Rarely are specific pathological hallmarks of a complicated human disease associated with a specific genetic polymorphism observed in a model organism. Perhaps this is not surprising for a disease like Crohn's disease in which many genetic polymorphisms, and likely environmental factors, act in concert to produce a complex pathologic picture that may vary from person to person. It is fascinating that the two Atg16L1--deficient and the two Nod2-deficient mutant mouse models all display aberrant production of inflammatory signals, although the mechanisms responsible may be quite distinct. With our current knowledge, there is no obvious unifying mechanism by which the autophagosome, or autophagosome-mediated clearance of intracellular bacteria, could be involved in all of the observed cell type-specific effects of Atg16L1 deficiency in macrophages and Paneth cells. Overproduction of IL-1P and IL-18 in response to LPS was not accompanied by an increase in autophagosome formation (Saitoh et al. 2008). Also, Paneth cell abnormalities in Atg16L1HM mice arise in the absence of exogenous bacterial challenge, and these mice do not exhibit increased sensitivity to oral L. monocytogenes challenge (Cadwell et al. 2008a), a clear distinction from the Nod2 KO mice.

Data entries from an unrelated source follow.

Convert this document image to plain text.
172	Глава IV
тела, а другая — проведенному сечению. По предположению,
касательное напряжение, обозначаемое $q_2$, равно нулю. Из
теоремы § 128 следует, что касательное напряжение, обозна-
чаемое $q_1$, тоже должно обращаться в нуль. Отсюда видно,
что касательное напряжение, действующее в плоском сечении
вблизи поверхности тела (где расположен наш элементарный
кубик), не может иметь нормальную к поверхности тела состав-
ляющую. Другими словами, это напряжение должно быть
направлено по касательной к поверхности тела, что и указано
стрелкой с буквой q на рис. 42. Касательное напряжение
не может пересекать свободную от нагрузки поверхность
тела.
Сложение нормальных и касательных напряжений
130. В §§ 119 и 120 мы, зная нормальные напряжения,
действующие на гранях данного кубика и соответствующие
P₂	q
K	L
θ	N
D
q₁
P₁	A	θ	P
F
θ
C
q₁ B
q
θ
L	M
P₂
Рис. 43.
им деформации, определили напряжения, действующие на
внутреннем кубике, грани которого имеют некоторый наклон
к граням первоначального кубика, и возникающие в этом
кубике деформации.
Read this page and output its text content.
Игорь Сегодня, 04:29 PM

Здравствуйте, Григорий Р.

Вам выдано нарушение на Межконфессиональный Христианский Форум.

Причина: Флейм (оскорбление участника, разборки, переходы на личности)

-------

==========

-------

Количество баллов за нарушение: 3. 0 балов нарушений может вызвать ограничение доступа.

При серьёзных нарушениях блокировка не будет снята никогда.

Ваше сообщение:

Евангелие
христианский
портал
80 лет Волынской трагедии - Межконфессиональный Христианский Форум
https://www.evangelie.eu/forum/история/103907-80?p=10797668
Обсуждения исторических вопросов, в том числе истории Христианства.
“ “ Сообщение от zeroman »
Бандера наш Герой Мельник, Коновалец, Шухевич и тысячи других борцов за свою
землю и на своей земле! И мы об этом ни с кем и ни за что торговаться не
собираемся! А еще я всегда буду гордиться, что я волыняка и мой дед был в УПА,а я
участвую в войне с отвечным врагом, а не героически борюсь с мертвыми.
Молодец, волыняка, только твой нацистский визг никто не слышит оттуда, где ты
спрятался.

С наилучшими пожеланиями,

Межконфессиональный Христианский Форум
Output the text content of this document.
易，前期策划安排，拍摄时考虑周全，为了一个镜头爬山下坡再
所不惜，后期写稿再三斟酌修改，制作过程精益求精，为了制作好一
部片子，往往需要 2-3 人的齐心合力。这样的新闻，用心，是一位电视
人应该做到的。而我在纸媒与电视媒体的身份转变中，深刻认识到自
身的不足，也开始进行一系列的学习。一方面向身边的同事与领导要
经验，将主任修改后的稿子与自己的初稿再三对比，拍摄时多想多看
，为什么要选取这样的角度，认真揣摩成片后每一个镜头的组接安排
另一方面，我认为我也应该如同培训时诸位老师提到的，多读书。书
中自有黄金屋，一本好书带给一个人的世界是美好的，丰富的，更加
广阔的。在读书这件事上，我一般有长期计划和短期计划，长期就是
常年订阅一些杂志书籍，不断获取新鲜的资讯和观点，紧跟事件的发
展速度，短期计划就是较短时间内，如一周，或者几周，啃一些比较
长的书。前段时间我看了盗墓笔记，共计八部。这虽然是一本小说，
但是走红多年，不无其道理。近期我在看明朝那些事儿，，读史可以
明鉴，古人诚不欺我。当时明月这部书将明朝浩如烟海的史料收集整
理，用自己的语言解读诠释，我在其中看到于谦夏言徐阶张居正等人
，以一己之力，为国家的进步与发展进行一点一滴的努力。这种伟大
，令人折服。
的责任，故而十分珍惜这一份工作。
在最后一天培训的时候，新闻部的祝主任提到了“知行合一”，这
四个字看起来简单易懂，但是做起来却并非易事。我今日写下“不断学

Although autophagosomes could be involved in recycling organelles in Paneth cells, autophagosome formation has not previously been associated with transcriptional changes, such as those observed in Atg16L1 -deficient Paneth cells. The observation that Atg16L1 or Atg5-deficient thymocytes display none of the transcriptional features associated with the aberrant Paneth cells further supports the need for in vivo and cell type-specific studies to define the mechanisms responsible for these seemingly disparate consequences of autophagy protein deficiency. While investigators examine the role of the autophagy pathway in complicated diseases such as Crohn's, these studies indicate that there is yet much to learn about the autophagy proteins themselves.